The patch was hidden in a massive rewrite of LND’s sweeper system and was released in LND 0.18.0.
Discovery
This vulnerability was discovered during an audit of LND’s contractcourt
package, which handles on-chain resolution of force closures.
Timeline
- 2024-03-20: Vulnerability reported to the LND security mailing list.
- 2024-04-19: Fix merged.
- 2024-05-30: LND 0.18.0 released containing the fix.
- 2025-02-17: Gijs gives the OK to disclose publicly in March.
- 2025-03-04: Public disclosure.
Prevention
It appears all other lightning implementations have independently discovered and handled the corner case that LND mishandled:
- CLN added a preimage check to the failback logic in 2018.
- eclair introduced failback logic in 2023 that filtered upstream HTLCs by preimage availability.
- LDK added a preimage check to the failback logic in 2023.
Yet the BOLT specification has not been updated to describe this corner case.
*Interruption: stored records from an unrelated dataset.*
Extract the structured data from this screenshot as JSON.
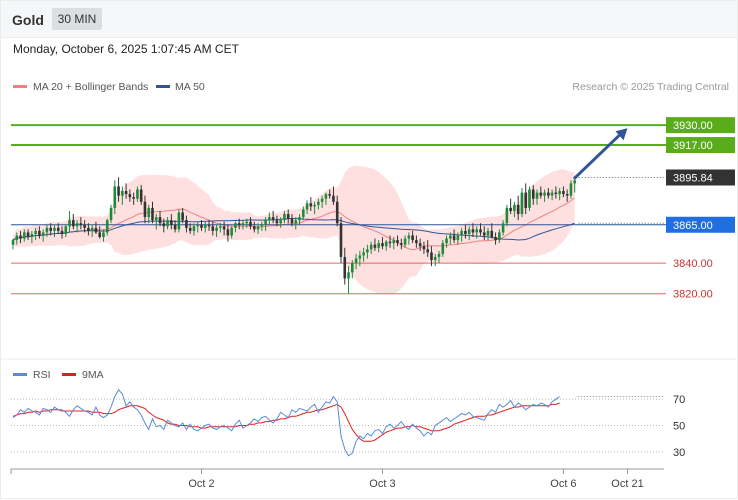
{
  "header": {
    "title": "Gold",
    "timeframe": "30 MIN"
  },
  "date_label": "Monday, October 6, 2025 1:07:45 AM CET",
  "credit": "Research © 2025 Trading Central",
  "colors": {
    "up": "#1f8a3a",
    "down": "#333333",
    "ma20": "#f08080",
    "bb": "#ffd5d5",
    "ma50": "#2f5597",
    "target": "#5aac1a",
    "resist": "#e06666",
    "arrow": "#2f5597",
    "rsi": "#5b8bd6",
    "rsi_ma": "#e02020",
    "last": "#333333"
  },
  "chart_data": [
    {
      "type": "candlestick",
      "legend": [
        {
          "label": "MA 20 + Bollinger Bands",
          "color": "#f08080"
        },
        {
          "label": "MA 50",
          "color": "#2f5597"
        }
      ],
      "ylim": [
        3782,
        3949
      ],
      "x_tick_labels": [
        "Oct 2",
        "Oct 3",
        "Oct 6",
        "Oct 21"
      ],
      "x_tick_index": [
        50,
        98,
        146,
        163
      ],
      "last_price": 3895.84,
      "levels": [
        {
          "value": 3930.0,
          "label": "3930.00",
          "kind": "target"
        },
        {
          "value": 3917.0,
          "label": "3917.00",
          "kind": "target"
        },
        {
          "value": 3865.0,
          "label": "3865.00",
          "kind": "pivot"
        },
        {
          "value": 3840.0,
          "label": "3840.00",
          "kind": "support"
        },
        {
          "value": 3820.0,
          "label": "3820.00",
          "kind": "support"
        }
      ],
      "projection": {
        "from_index": 148,
        "from_value": 3895,
        "to_index": 163,
        "to_value": 3928
      },
      "ohlc": [
        [
          3852,
          3856,
          3849,
          3855
        ],
        [
          3855,
          3860,
          3852,
          3858
        ],
        [
          3858,
          3861,
          3853,
          3856
        ],
        [
          3856,
          3862,
          3854,
          3860
        ],
        [
          3860,
          3862,
          3855,
          3857
        ],
        [
          3857,
          3861,
          3853,
          3859
        ],
        [
          3859,
          3863,
          3855,
          3861
        ],
        [
          3861,
          3864,
          3856,
          3858
        ],
        [
          3858,
          3862,
          3854,
          3860
        ],
        [
          3860,
          3865,
          3857,
          3863
        ],
        [
          3863,
          3866,
          3858,
          3861
        ],
        [
          3861,
          3865,
          3857,
          3863
        ],
        [
          3863,
          3866,
          3859,
          3861
        ],
        [
          3861,
          3864,
          3856,
          3859
        ],
        [
          3859,
          3865,
          3857,
          3864
        ],
        [
          3864,
          3874,
          3860,
          3868
        ],
        [
          3868,
          3872,
          3862,
          3864
        ],
        [
          3864,
          3868,
          3860,
          3866
        ],
        [
          3866,
          3870,
          3862,
          3865
        ],
        [
          3865,
          3868,
          3860,
          3863
        ],
        [
          3863,
          3866,
          3858,
          3861
        ],
        [
          3861,
          3865,
          3857,
          3863
        ],
        [
          3863,
          3867,
          3859,
          3860
        ],
        [
          3860,
          3864,
          3856,
          3857
        ],
        [
          3857,
          3862,
          3854,
          3860
        ],
        [
          3860,
          3869,
          3858,
          3868
        ],
        [
          3868,
          3878,
          3866,
          3876
        ],
        [
          3876,
          3894,
          3872,
          3890
        ],
        [
          3890,
          3896,
          3880,
          3884
        ],
        [
          3884,
          3890,
          3878,
          3887
        ],
        [
          3887,
          3892,
          3882,
          3885
        ],
        [
          3885,
          3888,
          3880,
          3883
        ],
        [
          3883,
          3886,
          3878,
          3882
        ],
        [
          3882,
          3890,
          3880,
          3888
        ],
        [
          3888,
          3891,
          3878,
          3880
        ],
        [
          3880,
          3884,
          3866,
          3870
        ],
        [
          3870,
          3878,
          3866,
          3876
        ],
        [
          3876,
          3880,
          3866,
          3868
        ],
        [
          3868,
          3872,
          3862,
          3870
        ],
        [
          3870,
          3874,
          3864,
          3866
        ],
        [
          3866,
          3869,
          3860,
          3864
        ],
        [
          3864,
          3870,
          3862,
          3868
        ],
        [
          3868,
          3872,
          3862,
          3865
        ],
        [
          3865,
          3868,
          3860,
          3862
        ],
        [
          3862,
          3875,
          3860,
          3873
        ],
        [
          3873,
          3876,
          3866,
          3868
        ],
        [
          3868,
          3871,
          3860,
          3863
        ],
        [
          3863,
          3866,
          3859,
          3861
        ],
        [
          3861,
          3866,
          3858,
          3864
        ],
        [
          3864,
          3867,
          3860,
          3865
        ],
        [
          3865,
          3868,
          3861,
          3863
        ],
        [
          3863,
          3867,
          3860,
          3865
        ],
        [
          3865,
          3868,
          3861,
          3864
        ],
        [
          3864,
          3867,
          3858,
          3861
        ],
        [
          3861,
          3865,
          3857,
          3863
        ],
        [
          3863,
          3866,
          3860,
          3864
        ],
        [
          3864,
          3867,
          3858,
          3862
        ],
        [
          3862,
          3865,
          3854,
          3858
        ],
        [
          3858,
          3864,
          3856,
          3863
        ],
        [
          3863,
          3867,
          3860,
          3866
        ],
        [
          3866,
          3869,
          3862,
          3865
        ],
        [
          3865,
          3868,
          3862,
          3866
        ],
        [
          3866,
          3869,
          3863,
          3867
        ],
        [
          3867,
          3870,
          3862,
          3864
        ],
        [
          3864,
          3867,
          3860,
          3862
        ],
        [
          3862,
          3866,
          3859,
          3864
        ],
        [
          3864,
          3867,
          3861,
          3865
        ],
        [
          3865,
          3870,
          3861,
          3868
        ],
        [
          3868,
          3873,
          3865,
          3870
        ],
        [
          3870,
          3874,
          3866,
          3868
        ],
        [
          3868,
          3871,
          3864,
          3866
        ],
        [
          3866,
          3870,
          3863,
          3868
        ],
        [
          3868,
          3874,
          3866,
          3872
        ],
        [
          3872,
          3875,
          3866,
          3869
        ],
        [
          3869,
          3872,
          3864,
          3866
        ],
        [
          3866,
          3870,
          3862,
          3868
        ],
        [
          3868,
          3872,
          3865,
          3870
        ],
        [
          3870,
          3877,
          3868,
          3875
        ],
        [
          3875,
          3881,
          3872,
          3879
        ],
        [
          3879,
          3883,
          3874,
          3877
        ],
        [
          3877,
          3880,
          3872,
          3878
        ],
        [
          3878,
          3882,
          3875,
          3880
        ],
        [
          3880,
          3884,
          3876,
          3882
        ],
        [
          3882,
          3886,
          3878,
          3885
        ],
        [
          3885,
          3888,
          3882,
          3884
        ],
        [
          3884,
          3890,
          3878,
          3880
        ],
        [
          3880,
          3884,
          3864,
          3866
        ],
        [
          3866,
          3870,
          3840,
          3844
        ],
        [
          3844,
          3850,
          3826,
          3830
        ],
        [
          3830,
          3838,
          3820,
          3834
        ],
        [
          3834,
          3842,
          3830,
          3840
        ],
        [
          3840,
          3846,
          3836,
          3843
        ],
        [
          3843,
          3848,
          3838,
          3845
        ],
        [
          3845,
          3850,
          3841,
          3847
        ],
        [
          3847,
          3852,
          3843,
          3849
        ],
        [
          3849,
          3854,
          3846,
          3852
        ],
        [
          3852,
          3856,
          3848,
          3850
        ],
        [
          3850,
          3855,
          3847,
          3853
        ],
        [
          3853,
          3857,
          3849,
          3851
        ],
        [
          3851,
          3855,
          3848,
          3854
        ],
        [
          3854,
          3858,
          3850,
          3853
        ],
        [
          3853,
          3857,
          3849,
          3855
        ],
        [
          3855,
          3858,
          3851,
          3853
        ],
        [
          3853,
          3856,
          3849,
          3852
        ],
        [
          3852,
          3858,
          3850,
          3856
        ],
        [
          3856,
          3860,
          3852,
          3858
        ],
        [
          3858,
          3861,
          3853,
          3855
        ],
        [
          3855,
          3858,
          3850,
          3853
        ],
        [
          3853,
          3856,
          3848,
          3851
        ],
        [
          3851,
          3854,
          3846,
          3849
        ],
        [
          3849,
          3855,
          3844,
          3847
        ],
        [
          3847,
          3851,
          3838,
          3842
        ],
        [
          3842,
          3846,
          3838,
          3844
        ],
        [
          3844,
          3848,
          3840,
          3846
        ],
        [
          3846,
          3855,
          3844,
          3853
        ],
        [
          3853,
          3858,
          3850,
          3856
        ],
        [
          3856,
          3860,
          3852,
          3858
        ],
        [
          3858,
          3862,
          3853,
          3855
        ],
        [
          3855,
          3860,
          3852,
          3858
        ],
        [
          3858,
          3863,
          3854,
          3861
        ],
        [
          3861,
          3865,
          3856,
          3859
        ],
        [
          3859,
          3864,
          3855,
          3862
        ],
        [
          3862,
          3866,
          3857,
          3860
        ],
        [
          3860,
          3864,
          3856,
          3862
        ],
        [
          3862,
          3866,
          3858,
          3860
        ],
        [
          3860,
          3864,
          3855,
          3858
        ],
        [
          3858,
          3863,
          3855,
          3861
        ],
        [
          3861,
          3866,
          3856,
          3857
        ],
        [
          3857,
          3860,
          3852,
          3855
        ],
        [
          3855,
          3862,
          3853,
          3860
        ],
        [
          3860,
          3868,
          3858,
          3866
        ],
        [
          3866,
          3878,
          3864,
          3876
        ],
        [
          3876,
          3882,
          3872,
          3874
        ],
        [
          3874,
          3880,
          3870,
          3878
        ],
        [
          3878,
          3884,
          3868,
          3872
        ],
        [
          3872,
          3889,
          3870,
          3886
        ],
        [
          3886,
          3892,
          3872,
          3876
        ],
        [
          3876,
          3890,
          3874,
          3888
        ],
        [
          3888,
          3891,
          3878,
          3882
        ],
        [
          3882,
          3888,
          3878,
          3886
        ],
        [
          3886,
          3890,
          3882,
          3884
        ],
        [
          3884,
          3888,
          3880,
          3886
        ],
        [
          3886,
          3889,
          3882,
          3884
        ],
        [
          3884,
          3888,
          3881,
          3886
        ],
        [
          3886,
          3890,
          3882,
          3885
        ],
        [
          3885,
          3889,
          3881,
          3887
        ],
        [
          3887,
          3890,
          3883,
          3885
        ],
        [
          3885,
          3888,
          3880,
          3884
        ],
        [
          3884,
          3894,
          3882,
          3892
        ],
        [
          3892,
          3896,
          3886,
          3894
        ]
      ]
    },
    {
      "type": "line",
      "legend": [
        {
          "label": "RSI",
          "color": "#5b8bd6"
        },
        {
          "label": "9MA",
          "color": "#e02020"
        }
      ],
      "ylim": [
        20,
        80
      ],
      "y_ticks": [
        30,
        50,
        70
      ],
      "series": [
        {
          "name": "RSI",
          "values": [
            56,
            58,
            62,
            60,
            63,
            61,
            60,
            58,
            63,
            62,
            60,
            64,
            62,
            62,
            60,
            57,
            62,
            65,
            63,
            61,
            60,
            58,
            64,
            58,
            56,
            58,
            64,
            72,
            77,
            74,
            65,
            68,
            64,
            62,
            58,
            52,
            47,
            55,
            49,
            50,
            47,
            54,
            52,
            50,
            49,
            52,
            47,
            51,
            47,
            46,
            48,
            50,
            51,
            48,
            47,
            49,
            50,
            48,
            46,
            51,
            54,
            48,
            50,
            52,
            55,
            53,
            56,
            57,
            54,
            52,
            55,
            60,
            58,
            56,
            62,
            60,
            63,
            62,
            61,
            64,
            66,
            60,
            64,
            68,
            67,
            72,
            68,
            42,
            32,
            27,
            29,
            38,
            42,
            40,
            44,
            42,
            46,
            47,
            44,
            49,
            51,
            48,
            50,
            53,
            49,
            47,
            51,
            48,
            46,
            42,
            45,
            43,
            50,
            52,
            54,
            56,
            53,
            55,
            57,
            59,
            58,
            60,
            57,
            56,
            55,
            54,
            59,
            62,
            60,
            66,
            64,
            66,
            69,
            64,
            67,
            65,
            62,
            64,
            66,
            65,
            67,
            66,
            64,
            68,
            70,
            72
          ]
        },
        {
          "name": "9MA",
          "values": [
            57,
            58,
            59,
            59,
            60,
            60,
            61,
            60,
            61,
            61,
            62,
            62,
            62,
            61,
            61,
            61,
            61,
            61,
            61,
            61,
            61,
            60,
            60,
            60,
            59,
            59,
            59,
            60,
            62,
            63,
            64,
            65,
            65,
            65,
            64,
            63,
            60,
            58,
            56,
            55,
            54,
            52,
            51,
            51,
            50,
            50,
            50,
            49,
            49,
            49,
            48,
            48,
            49,
            49,
            49,
            49,
            49,
            49,
            49,
            49,
            50,
            50,
            50,
            51,
            51,
            52,
            52,
            53,
            53,
            54,
            54,
            55,
            55,
            56,
            57,
            57,
            58,
            59,
            60,
            60,
            61,
            62,
            62,
            63,
            64,
            65,
            66,
            64,
            59,
            53,
            47,
            43,
            40,
            38,
            38,
            38,
            39,
            41,
            43,
            45,
            46,
            47,
            48,
            48,
            49,
            49,
            50,
            49,
            49,
            48,
            47,
            46,
            46,
            46,
            47,
            48,
            49,
            51,
            52,
            53,
            54,
            55,
            56,
            57,
            57,
            57,
            58,
            58,
            59,
            60,
            61,
            62,
            63,
            64,
            64,
            65,
            65,
            65,
            65,
            65,
            65,
            65,
            65,
            66,
            66,
            67
          ]
        }
      ]
    }
  ]
}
In fact, by a strict interpretation the specification actually requires the incorrect behavior that LND implemented:
## HTLC Output Handling: Remote Commitment, Local Offers
### Requirements
A local node:
- for any committed HTLC that does NOT have an output in this commitment transaction:
- once the commitment transaction has reached reasonable depth:
- MUST fail the corresponding incoming HTLC (if any).
It is quite unfortunate that all implementations had to independently discover and correct this bug. If any single implementation had contributed a small patch to the specification after discovering the issue, it would have at least sparked some discussion about whether the other implementations had considered this corner case. And if CLN had recognized that the specification needed updating back in 2018, there’s a good chance all other implementations would have handled this case correctly from the start.
Takeaways
- Keeping specifications up-to-date can improve security for all implementations.
- Update to at least LND 0.18.0 to protect your funds.